To evaluate the accuracy of the results, we can examine the values in the "distances" key and set an acceptance threshold to determine which results are considered relevant.

For educational purposes, we used a dataset with a small number of records and brief descriptions, containing at most one or two sentences per movie plot. This means that our search engine has a limited knowledge of movie plot details and can be significantly influenced by vague descriptions or titles of movies.
For example, the query "a movie about car racing" ranks "Gran Torino" third, even though there are other films more relevant to the query in question.
The search engine is influenced in this case by the fact that the movie title contains the name of a car, even though the film is not about car racing.

In designing our vector search engine, it is therefore crucial to focus on the careful selection and pre-processing of textual data, ensuring that we have a sufficient amount of data to guarantee result relevance.

Conclusions

In this article, we began with a theoretical explanation of vector searches, describing how the process of retrieving information works through vector embeddings, which are essentially numerical representations of textual data in vector space.

Based on these concepts, we created a semantic search engine using Chroma DB, an open-source vector database. This tool helps facilitate the search for the ideal movie, leveraging the language understanding provided by OpenAI’s embeddings.

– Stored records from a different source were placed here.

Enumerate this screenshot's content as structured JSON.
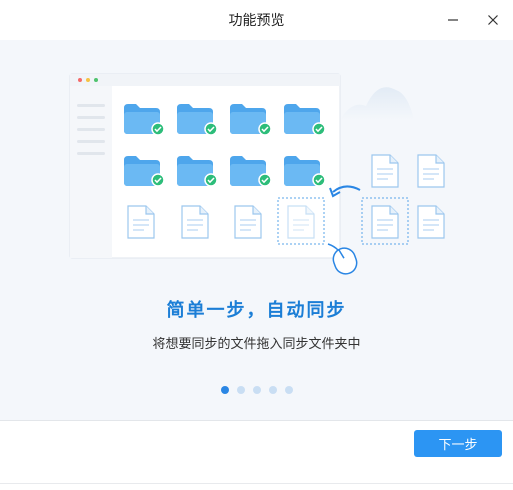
{
  "window": {
    "title": "功能预览",
    "controls": [
      "minimize",
      "close"
    ]
  },
  "slide": {
    "headline": "简单一步，自动同步",
    "description": "将想要同步的文件拖入同步文件夹中",
    "illustration_icons": [
      "browser-window-icon",
      "folder-synced-icon",
      "document-icon",
      "mouse-icon",
      "cloud-icon"
    ]
  },
  "pager": {
    "total": 5,
    "current": 1
  },
  "footer": {
    "next_label": "下一步"
  },
  "colors": {
    "accent": "#2c95f3",
    "headline": "#1b7ed6",
    "folder": "#5fb0f0",
    "check": "#2dbd7a",
    "background": "#f4f7fb"
  }
}
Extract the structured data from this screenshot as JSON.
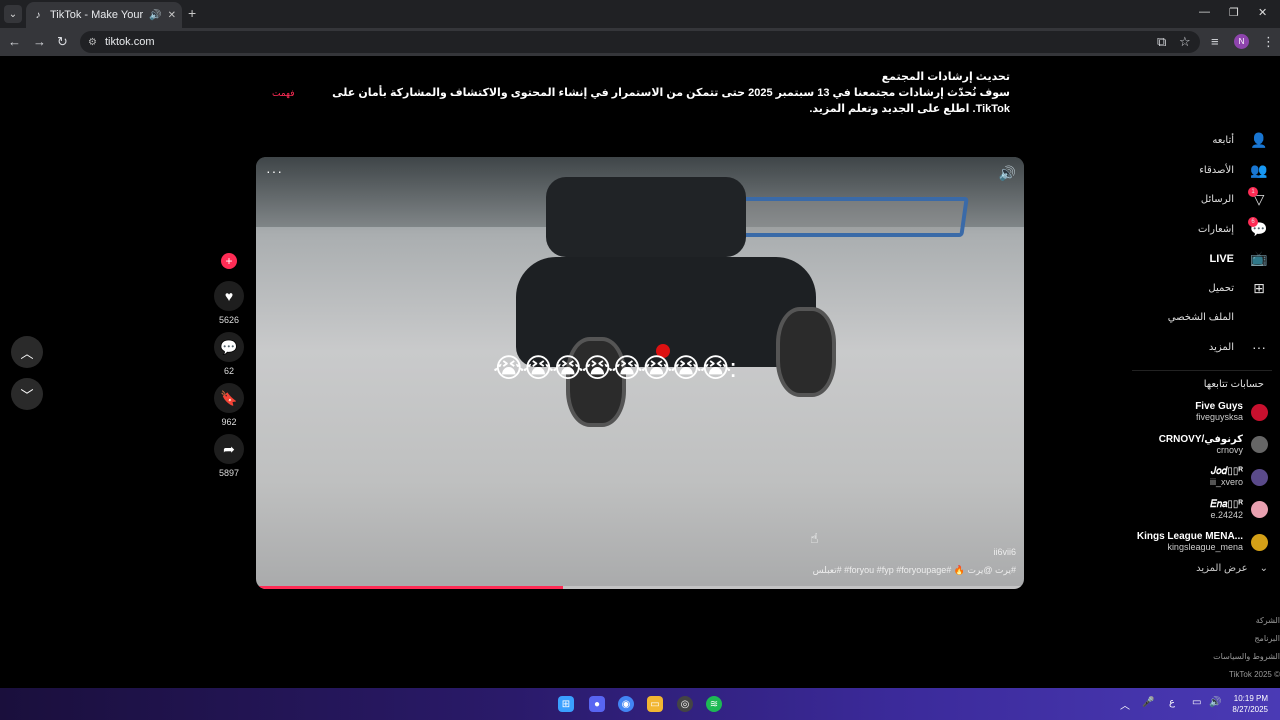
{
  "browser": {
    "tab_title": "TikTok - Make Your Day",
    "url": "tiktok.com",
    "profile_initial": "N"
  },
  "banner": {
    "title": "تحديث إرشادات المجتمع",
    "body": "سوف نُحدّث إرشادات مجتمعنا في 13 سبتمبر 2025 حتى تتمكن من الاستمرار في إنشاء المحتوى والاكتشاف والمشاركة بأمان على TikTok. اطلع على الجديد وتعلم المزيد.",
    "dismiss": "فهمت"
  },
  "video": {
    "emoji_overlay": "😭😭😭😭😭😭😭😭:",
    "username": "ii6vii6",
    "caption": "#يرت @يرت 🔥 #foryou #fyp #foryoupage# #تعبلس",
    "progress": 0.4
  },
  "actions": {
    "likes": "5626",
    "comments": "62",
    "saves": "962",
    "shares": "5897"
  },
  "sidebar": {
    "items": [
      {
        "label": "أتابعه",
        "icon": "user-follow-icon",
        "glyph": "👤"
      },
      {
        "label": "الأصدقاء",
        "icon": "friends-icon",
        "glyph": "👥"
      },
      {
        "label": "الرسائل",
        "icon": "messages-icon",
        "glyph": "▽",
        "badge": "1"
      },
      {
        "label": "إشعارات",
        "icon": "notifications-icon",
        "glyph": "💬",
        "badge": "6"
      },
      {
        "label": "LIVE",
        "icon": "live-icon",
        "glyph": "📺"
      },
      {
        "label": "تحميل",
        "icon": "upload-icon",
        "glyph": "⊞"
      },
      {
        "label": "الملف الشخصي",
        "icon": "profile-icon",
        "glyph": " "
      },
      {
        "label": "المزيد",
        "icon": "more-icon",
        "glyph": "···"
      }
    ],
    "following_title": "حسابات تتابعها",
    "accounts": [
      {
        "name": "Five Guys",
        "handle": "fiveguysksa",
        "color": "#c8102e"
      },
      {
        "name": "CRNOVY/كرنوفي",
        "handle": "crnovy",
        "color": "#666"
      },
      {
        "name": "𝐽𝑜𝑑▯▯ᴿ",
        "handle": "iii_xvero",
        "color": "#5a4a8a"
      },
      {
        "name": "𝐸𝑛𝑎▯▯ᴿ",
        "handle": "e.24242",
        "color": "#e8a0b0"
      },
      {
        "name": "Kings League MENA...",
        "handle": "kingsleague_mena",
        "color": "#d4a017"
      }
    ],
    "see_more": "عرض المزيد",
    "footer": [
      "الشركة",
      "البرنامج",
      "الشروط والسياسات",
      "© TikTok 2025"
    ]
  },
  "taskbar": {
    "time": "10:19 PM",
    "date": "8/27/2025",
    "lang": "ع"
  }
}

Additional notes on what we developed:

  • The techniques described in this article can similarly be applied to create recommendation systems based on the same vector proximity concept. For example, you can use the vector of a movie in our database as a starting point to find other similar movies.
  • Besides Chroma DB, there are many other options to consider for designing your vector database, including both open-source and commercial solutions. The same applies to embedding models other than those from OpenAI, such as those available on Hugging Face, which provides a wide range of open-source models.
  • Using a larger amount of textual data to process into vectors can lead to more precise and contextually relevant search results. However, it is important to consider the limitations on the maximum number of tokens that models can handle and adopt chunking strategies to optimize the relevance of our search results.